Catherine Phillips: ‘How to be a European.’ Old Master Drawings for Catherine the Great

Добавить в календарь 2019-12-04 18:00:00 2024-12-23 04:46:34 Catherine Phillips: ‘How to be a European.’ Old Master Drawings for Catherine the Great Description Firsov hall School of Arts and Cultural Heritage info@eusp.org Europe/Moscow public
Date:
04.12.2019
Time:
18:00
Hall:
Firsov hall
Organizer:
School of Arts and Cultural Heritage
Speaker:
Catherine Philipps

On December 4 at 6 p.m. Catherine Phillips, Professor of Art History of the European University, will hold an inaugural lecture entitled "‘How to be a European.’ Old masters for Catherine the Great" at the Conference Hall. The working language is Russian. Admission is free.
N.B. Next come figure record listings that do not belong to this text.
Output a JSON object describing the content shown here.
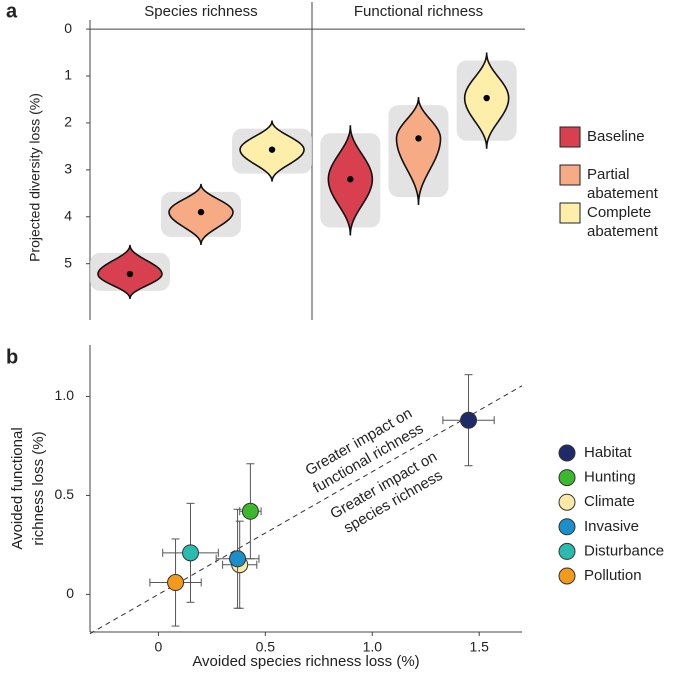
{
  "chart_data": [
    {
      "type": "violin",
      "panel": "a",
      "facets": [
        "Species richness",
        "Functional richness"
      ],
      "ylabel": "Projected diversity loss (%)",
      "ylim": [
        -0.3,
        6.2
      ],
      "invert_y": true,
      "yticks": [
        0,
        1,
        2,
        3,
        4,
        5
      ],
      "series": [
        {
          "name": "Baseline",
          "color": "#d9404f",
          "values": [
            5.22,
            3.2
          ],
          "low": [
            4.6,
            2.05
          ],
          "high": [
            5.75,
            4.4
          ]
        },
        {
          "name": "Partial abatement",
          "color": "#f6ab84",
          "values": [
            3.9,
            2.33
          ],
          "low": [
            3.3,
            1.45
          ],
          "high": [
            4.6,
            3.75
          ]
        },
        {
          "name": "Complete abatement",
          "color": "#fdeeaa",
          "values": [
            2.57,
            1.47
          ],
          "low": [
            1.95,
            0.5
          ],
          "high": [
            3.25,
            2.55
          ]
        }
      ]
    },
    {
      "type": "scatter",
      "panel": "b",
      "xlabel": "Avoided species richness loss (%)",
      "ylabel": "Avoided functional richness loss (%)",
      "xlim": [
        -0.32,
        1.7
      ],
      "ylim": [
        -0.19,
        1.26
      ],
      "xticks": [
        0,
        0.5,
        {
          "value": 1,
          "label": "1.0"
        },
        1.5
      ],
      "yticks": [
        0,
        0.5,
        {
          "value": 1,
          "label": "1.0"
        }
      ],
      "reference_line": {
        "slope": 0.62,
        "intercept": 0
      },
      "annotations": [
        "Greater impact on functional richness",
        "Greater impact on species richness"
      ],
      "series": [
        {
          "name": "Habitat",
          "color": "#1f2a6b",
          "x": [
            1.45
          ],
          "values": [
            0.88
          ],
          "xerr": [
            0.12
          ],
          "yerr": [
            0.23
          ]
        },
        {
          "name": "Hunting",
          "color": "#3cb82e",
          "x": [
            0.43
          ],
          "values": [
            0.42
          ],
          "xerr": [
            0.05
          ],
          "yerr": [
            0.24
          ]
        },
        {
          "name": "Climate",
          "color": "#fbe9a6",
          "x": [
            0.38
          ],
          "values": [
            0.15
          ],
          "xerr": [
            0.08
          ],
          "yerr": [
            0.22
          ]
        },
        {
          "name": "Invasive",
          "color": "#1b8fc9",
          "x": [
            0.37
          ],
          "values": [
            0.18
          ],
          "xerr": [
            0.1
          ],
          "yerr": [
            0.25
          ]
        },
        {
          "name": "Disturbance",
          "color": "#2bbab0",
          "x": [
            0.15
          ],
          "values": [
            0.21
          ],
          "xerr": [
            0.13
          ],
          "yerr": [
            0.25
          ]
        },
        {
          "name": "Pollution",
          "color": "#f39a1c",
          "x": [
            0.08
          ],
          "values": [
            0.06
          ],
          "xerr": [
            0.12
          ],
          "yerr": [
            0.22
          ]
        }
      ]
    }
  ]
}
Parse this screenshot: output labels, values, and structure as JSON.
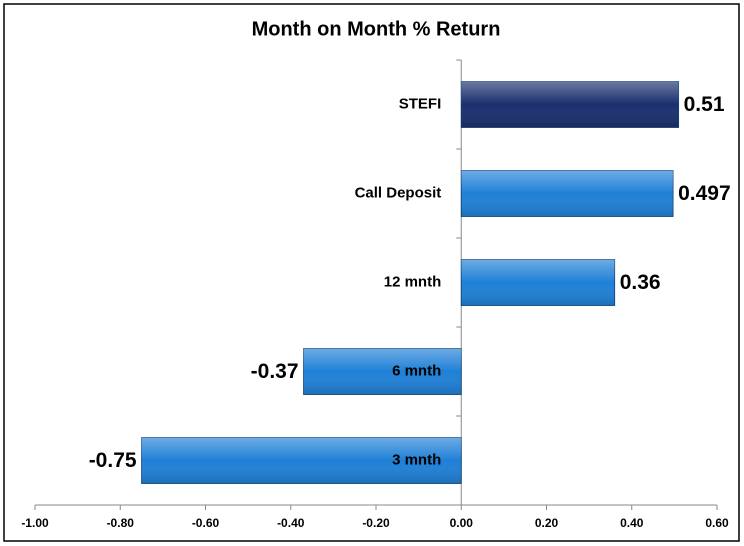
{
  "chart_data": {
    "type": "barh",
    "title": "Month on Month % Return",
    "categories": [
      "STEFI",
      "Call Deposit",
      "12 mnth",
      "6 mnth",
      "3 mnth"
    ],
    "values": [
      0.51,
      0.497,
      0.36,
      -0.37,
      -0.75
    ],
    "colors": [
      "#1b2f6e",
      "#1f80d6",
      "#1f80d6",
      "#1f80d6",
      "#1f80d6"
    ],
    "xlim": [
      -1,
      0.6
    ],
    "xticks": [
      {
        "value": -1,
        "label": "-1.00"
      },
      {
        "value": -0.8,
        "label": "-0.80"
      },
      {
        "value": -0.6,
        "label": "-0.60"
      },
      {
        "value": -0.4,
        "label": "-0.40"
      },
      {
        "value": -0.2,
        "label": "-0.20"
      },
      {
        "value": 0,
        "label": "0.00"
      },
      {
        "value": 0.2,
        "label": "0.20"
      },
      {
        "value": 0.4,
        "label": "0.40"
      },
      {
        "value": 0.6,
        "label": "0.60"
      }
    ],
    "grid": false
  }
}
Catherine the Great founded the now internationally-renowned drawings collection of the Hermitage Museum with the purchase in 1768 of the cabinet of Count Charles Cobenzl (Brussels). At a time when there were no collections of drawings in Russia, no collectors to emulate, and no established tradition, the purchase of over four thousand drawings was a radical act, far more innovative than the purchase of paintings. What led Catherine to make the purchase? What was its purpose? Did she herself understand the significance of the acquisition?

So much has been said and written about the influence of foreign writers and thinkers on Catherine and her policies, particularly as relates to the arts, that less insistent voices stressing the role played by Russians in shaping and informing her understanding of the role of the arts in the immediate period after she came to power sometimes go unheard.

Looking at Catherine’s correspondence and analysing the chronology and nature of Catherine’s collecting of things other than paintings, it becomes clear that in the first years of Catherine’s reign she owed much to the advice and knowledge of several Russians who had spent time in Europe. It was men such as Ivan Betskoy, the éminence grise of Catherine’s cultural projects, Dmitry Mikhaylovich Golitsyn and Dmitry Alexeevich Golitsyn who persuaded her of the significance of artistic policies overall, but it seems also to be they who convinced her that the possession of a collection of drawings was a necessary mark of ‘belonging’ to a European intellectual elite. Between 1755 and 1761 Ivan Betskoy was travelling in Europe with his niece and her husband — Dmitry Mikhaylovich Golitsyn. They spent considerable time in Paris, not the only place where drawings were being actively collected but the centre of theoretical discussions of the value and purpose of drawings collections. Young Dmitry Alexeevich Golitsyn also came into contact with them in this period. So it is telling that the first collections of drawings formed by Russians belonged to Betskoy and D. M. Golitsyn and that D. A. Golitsyn was to be the intermediary for the purchase of the Cobenzl drawings, to buy at the Muilman sale of drawings in later years, and to form his own collection of Dutch drawings.

The European experience of these men in the second half of the 1750s and early 1760s was key to Catherine’s understanding of the importance of art as a political and propaganda weapon. Was she also influenced by the example of Stanisław Poniatowski, who was to form his own important collection of drawings? And did Catherine, whose attitude to art was markedly pragmatic, truly see the function of drawings as the object of collecting (in contrast to their function as, for instance, an aid to study for those training at the Academy of Arts), or was their possession merely part of her desire to be seen to have the right cultural credentials, to be a truly European monarch?

Catherine Phillips  PhD at the University of Glasgow, professor of the Faculty of Art History at the European University in St. Petersburg and a major specialist in collecting history and cultural policy in the arts.